Mueller’s office said it was not recommending a specific sentence for Manafort, who pleaded guilty in September to two counts of conspiracy stemming from his Ukrainian political consulting work.
However, it argued that there are “many aggravating sentencing factors and no warranted mitigating factors” in Manafort’s conduct, a recommendation that increases the likelihood that the once-wealthy political consultant will spend the rest of his life behind bars.
“Manafort committed an array of felonies for over a decade, up through the fall of 2018. Manafort chose repeatedly and knowingly to violate the law,” Mueller’s sentencing memo reads.
“His criminal actions were bold, some of which were committed while under a spotlight due to his work as the campaign chairman and, later, while he was on bail from this court. And the crimes he engaged in while on bail were not minor; they went to the heart of the criminal justice system, namely, tampering with witnesses so he would not be held accountable for his crimes,” it adds.
Mueller’s office said last year that Manafort tried to call, text and send encrypted messages to two people from “The Hapsburg Group,” a firm he worked with to promote Ukrainian interests.
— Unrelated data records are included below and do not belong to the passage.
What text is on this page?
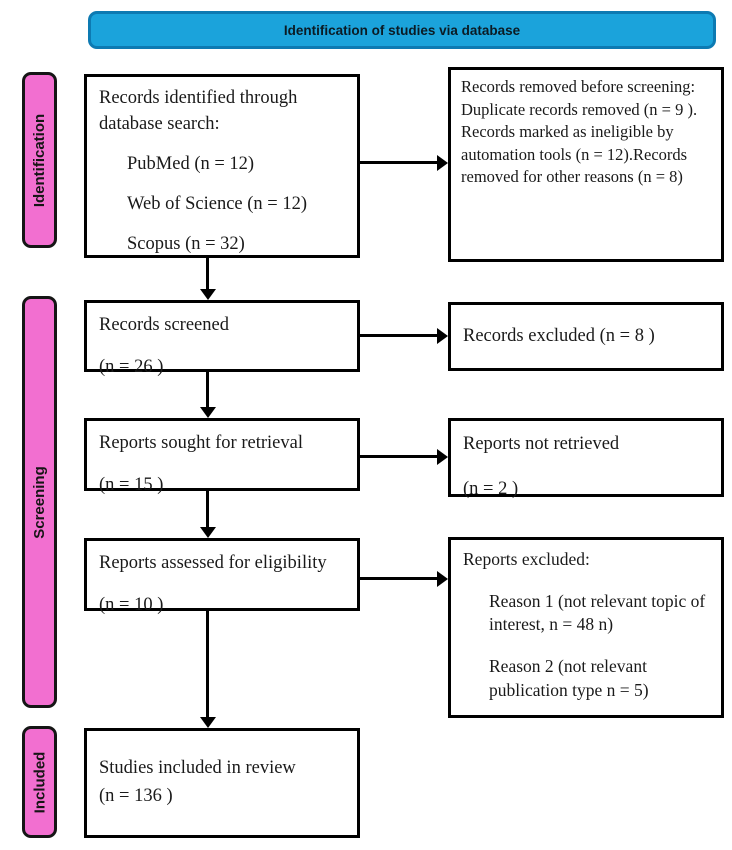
Identification of studies via database
Identification
Screening
Included
Records identified through database search:
PubMed (n = 12)
Web of Science (n = 12)
Scopus (n = 32)
Records removed before screening:
Duplicate records removed (n = 9 ).
Records marked as ineligible by automation tools (n = 12).Records removed for other reasons (n = 8)
Records screened
(n = 26 )
Records excluded (n = 8 )
Reports sought for retrieval
(n = 15 )
Reports not retrieved
(n = 2 )
Reports assessed for eligibility
(n = 10 )
Reports excluded:
Reason 1 (not relevant topic of interest, n = 48 n)
Reason 2 (not relevant publication type n = 5)
Studies included in review
(n = 136 )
“Even after he purportedly agreed to co-operate with the government in September 2018, Manafort, as this court found, lied to the [FBI], this office, and the grand jury… in sum, upon release from jail, Manafort presents a grave risk of recidivism,” the memo continues.
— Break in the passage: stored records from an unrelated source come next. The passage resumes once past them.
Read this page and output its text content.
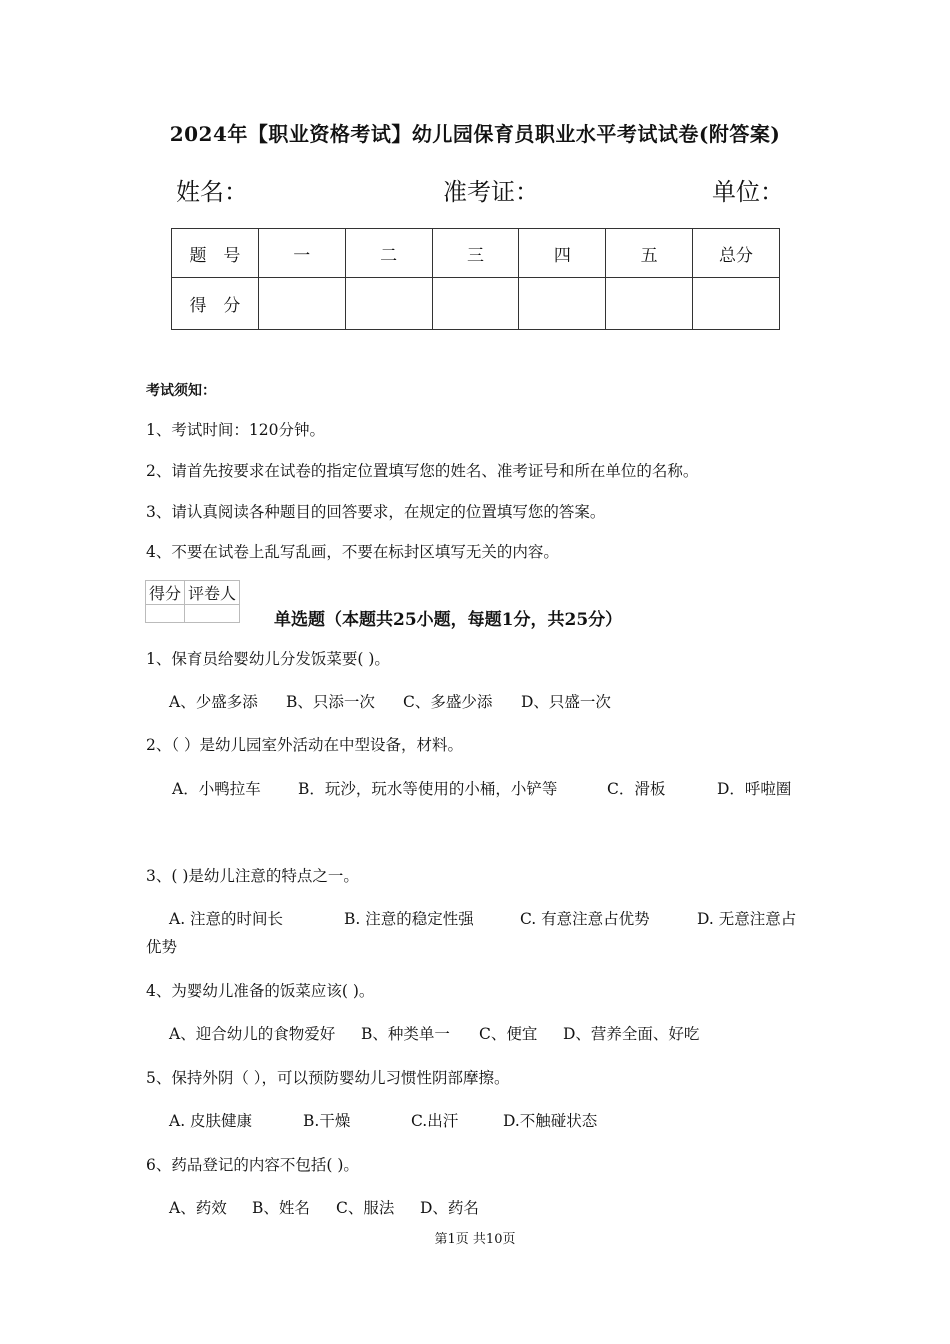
2024年【职业资格考试】幼儿园保育员职业水平考试试卷(附答案)
姓名：	准考证：	单位：
题　号	一	二	三	四	五	总分
得　分						
考试须知：
1、考试时间：120分钟。
2、请首先按要求在试卷的指定位置填写您的姓名、准考证号和所在单位的名称。
3、请认真阅读各种题目的回答要求，在规定的位置填写您的答案。
4、不要在试卷上乱写乱画，不要在标封区填写无关的内容。
得分	评卷人

单选题（本题共25小题，每题1分，共25分）
1、保育员给婴幼儿分发饭菜要( )。
A、少盛多添 B、只添一次 C、多盛少添 D、只盛一次
2、（ ）是幼儿园室外活动在中型设备，材料。
A．小鸭拉车 B．玩沙，玩水等使用的小桶，小铲等	C．滑板	D．呼啦圈
3、( )是幼儿注意的特点之一。
A. 注意的时间长	B. 注意的稳定性强	C. 有意注意占优势	D. 无意注意占
优势
4、为婴幼儿准备的饭菜应该( )。
A、迎合幼儿的食物爱好 B、种类单一 C、便宜 D、营养全面、好吃
5、保持外阴（ ），可以预防婴幼儿习惯性阴部摩擦。
A. 皮肤健康	B.干燥	C.出汗	D.不触碰状态
6、药品登记的内容不包括( )。
A、药效 B、姓名 C、服法 D、药名
第1页 共10页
“Nothing about Manafort’s upbringing, schooling, legal education, or family and financial circumstances mitigates his criminality.”
On Feb. 13, U.S. District Judge Amy Berman Jackson ruled that Manafort misled the FBI, prosecutors and a federal grand jury about his interactions with Konstantin Kilimnik, who the FBI says has ties to Russian intelligence.
Prosecutors had accused Manafort of lying about several discussions the two men had including about a possible peace plan to resolve the Russia-Ukraine conflict in Crimea.
WATCH: U.S. judge rules that Manafort broke plea deal, could face lengthy term in prison
Mueller’s team isn’t taking a position on whether Manafort’s prison sentence should run concurrently or consecutively with separate punishment he faces in a bank and tax fraud case in Virginia.
Their document was filed under seal on Friday. It was publicly released Saturday after a judge had a chance to review and approve proposed redactions of sensitive information.